2012 Mazda5 Grand Touring ReviewMarch 27, 2012
- Smart storage ideas.
- Comfy second row seats.
- Solid city driver.
- Third-row seats are for kids only.
- Front-wheel drive has traction issues on ice.
- Cargo capacity limited by second-row seats.
A valid alternative to the giant minivan or too-small wagon for suburbanites in warm climates.
A value-price minivan/wagon mashup with seating for six and decent fuel economy.
After a week in the Mazda5, I came to love its relatively sporty handling—it takes corners like a wagon, not a minivan. My kids loved having captain’s chairs in the second row. And while the 157-hp, 4-cyl. engine is no screamer up mountain roads at altitude, the surprising 168-lb ft of torque shot the vanagon out of corners faster than I expected. The fuel economy did better than the EPA sticker. I averaged 25.3 mpg over 157 miles of testing.
With its high roofline, interior headroom is fantastic, yet because of the Mazda5’s low ground clearance (5.5 inches), the roof isn’t that high when viewed from the outside. It’s an ideal height for access to a roof rack loaded with bikes, boats, or surfboards. In fact with its sliding second doors, this Mazda struck me as the absolute perfect support vehicle for bike racing. I had a vision of a soigner handing water bottles out the vast second row window to a domestique, or sliding the door open to work on a rear derailleur while cruising down the road at 25 mph.
Underneath each second row seat is a hidden tray that can hold a messenger bag or other valuables that you want to keep out of sight. It’s a clever use of space that’s normally wasted. One downside to the sweet captain’s chair setup is that there’s no way to make the seats fold flat to create a vast even surface that stretches from the rear liftgate to the back of the front seats. And there’s no easy way to remove the seats without unbolting them from the floor. This makes stuffing bikes or other large cumbersome objects inside problematic. I could do it, but I didn’t because I didn’t want to chance ripping the seats or smearing grease on them. I’d advise saving a large sheet of cardboard or a moving blanket and draping it over those seats for protect protection whenever you dump something on top of them.
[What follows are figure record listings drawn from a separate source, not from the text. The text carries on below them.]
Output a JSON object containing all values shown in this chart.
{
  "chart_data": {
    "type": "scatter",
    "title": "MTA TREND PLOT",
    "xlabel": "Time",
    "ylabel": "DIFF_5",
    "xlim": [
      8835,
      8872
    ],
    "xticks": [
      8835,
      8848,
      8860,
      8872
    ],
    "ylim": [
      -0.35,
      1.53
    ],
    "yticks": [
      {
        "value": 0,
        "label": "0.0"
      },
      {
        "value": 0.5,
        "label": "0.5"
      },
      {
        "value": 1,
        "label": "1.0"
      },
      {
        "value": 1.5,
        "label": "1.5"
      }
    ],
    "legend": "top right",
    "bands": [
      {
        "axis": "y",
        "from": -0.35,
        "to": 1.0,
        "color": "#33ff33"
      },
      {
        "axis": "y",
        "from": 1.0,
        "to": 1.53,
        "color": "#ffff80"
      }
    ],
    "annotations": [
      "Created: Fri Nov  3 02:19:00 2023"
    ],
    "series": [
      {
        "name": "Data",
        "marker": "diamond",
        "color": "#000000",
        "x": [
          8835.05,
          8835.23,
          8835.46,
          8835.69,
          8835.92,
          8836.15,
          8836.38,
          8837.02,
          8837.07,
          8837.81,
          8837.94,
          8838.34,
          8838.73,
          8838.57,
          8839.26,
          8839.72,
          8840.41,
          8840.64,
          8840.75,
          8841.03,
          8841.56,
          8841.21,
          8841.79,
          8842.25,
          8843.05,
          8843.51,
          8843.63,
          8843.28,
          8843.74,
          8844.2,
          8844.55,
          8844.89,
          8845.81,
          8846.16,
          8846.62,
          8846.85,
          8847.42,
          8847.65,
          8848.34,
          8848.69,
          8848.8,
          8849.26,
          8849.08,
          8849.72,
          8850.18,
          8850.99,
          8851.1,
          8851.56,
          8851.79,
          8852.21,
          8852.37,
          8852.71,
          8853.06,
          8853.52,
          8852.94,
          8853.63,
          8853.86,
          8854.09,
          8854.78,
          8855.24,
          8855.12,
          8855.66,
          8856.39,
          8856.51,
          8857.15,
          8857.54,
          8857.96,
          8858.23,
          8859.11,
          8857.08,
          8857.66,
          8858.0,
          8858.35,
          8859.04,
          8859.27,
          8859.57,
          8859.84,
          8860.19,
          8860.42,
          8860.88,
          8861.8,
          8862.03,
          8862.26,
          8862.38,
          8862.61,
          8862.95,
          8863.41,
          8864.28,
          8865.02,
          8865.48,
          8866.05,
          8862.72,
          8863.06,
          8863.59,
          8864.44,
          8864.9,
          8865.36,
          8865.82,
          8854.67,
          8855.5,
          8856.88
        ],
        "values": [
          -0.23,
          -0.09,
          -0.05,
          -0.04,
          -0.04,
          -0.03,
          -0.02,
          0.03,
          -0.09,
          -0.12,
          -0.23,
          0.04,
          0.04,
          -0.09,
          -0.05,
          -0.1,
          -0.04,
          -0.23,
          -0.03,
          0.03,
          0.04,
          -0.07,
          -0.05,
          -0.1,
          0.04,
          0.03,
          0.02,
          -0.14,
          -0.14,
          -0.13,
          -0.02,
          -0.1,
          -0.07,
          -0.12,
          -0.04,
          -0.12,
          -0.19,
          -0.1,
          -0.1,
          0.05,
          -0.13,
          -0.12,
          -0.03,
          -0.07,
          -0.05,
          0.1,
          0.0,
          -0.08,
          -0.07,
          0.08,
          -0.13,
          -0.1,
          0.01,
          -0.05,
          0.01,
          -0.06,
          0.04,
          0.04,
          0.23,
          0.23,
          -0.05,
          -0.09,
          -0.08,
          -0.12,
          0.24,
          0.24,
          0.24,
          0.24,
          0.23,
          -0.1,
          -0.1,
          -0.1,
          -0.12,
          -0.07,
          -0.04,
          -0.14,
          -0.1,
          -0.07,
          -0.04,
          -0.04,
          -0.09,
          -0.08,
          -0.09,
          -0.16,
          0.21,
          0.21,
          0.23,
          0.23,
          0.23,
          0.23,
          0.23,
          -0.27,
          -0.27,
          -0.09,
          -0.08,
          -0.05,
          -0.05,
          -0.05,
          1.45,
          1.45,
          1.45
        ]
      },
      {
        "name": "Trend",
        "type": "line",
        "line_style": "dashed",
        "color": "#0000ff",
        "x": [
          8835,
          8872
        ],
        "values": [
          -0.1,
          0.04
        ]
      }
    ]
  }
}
The third row seats fold flat into the floor to create a space big enough for a full-size dog’s crate or four hockey equipment bags. As for passengers, the third row can’t seat even one adult comfortably. Two pre-teens or younger should be fine. One nice feature: even with the third-row seats up, there’s room behind them for 5-6 grocery bags or a small cooler.
All Weather Performance
On dry, flat roads the Mazda5 is a spry ride. However, the week I had it my street was still covered in ice, and I managed to get stuck trying to get up my own driveway. The combination of street, not snow, tires and the Mazda’s relatively svelte weight and strong torque had me spinning my tires and going nowhere. This is the second time I’ve been unable to get a Mazda5 moving on an icy driveway. As a result, I can’t recommend it for snowy climes (even though there are tons of these vehicles driven throughout Colorado) without investing in studded snow tires for the winter.
On interstate climbs up into the mountains, the engine held its own, although it was working hard and didn’t have quite enough oomph available to make me want to pass anyone. But when traveling on twisting two-lane country roads, the Mazda5’s relatively wide stance and feel for the road make for a fun drive—definitely more fun than anyone should expect from a minivan.
For the money, Mazda packs a ton of goodies into the Mazda5: 17-inch wheels, heated seats, leather trimmed seats, Xenon headlights, fog lights, stability control and traction control, and a tire pressure monitoring system. And don’t forget the solid fuel economy, 21mpg city/28mpg hwy.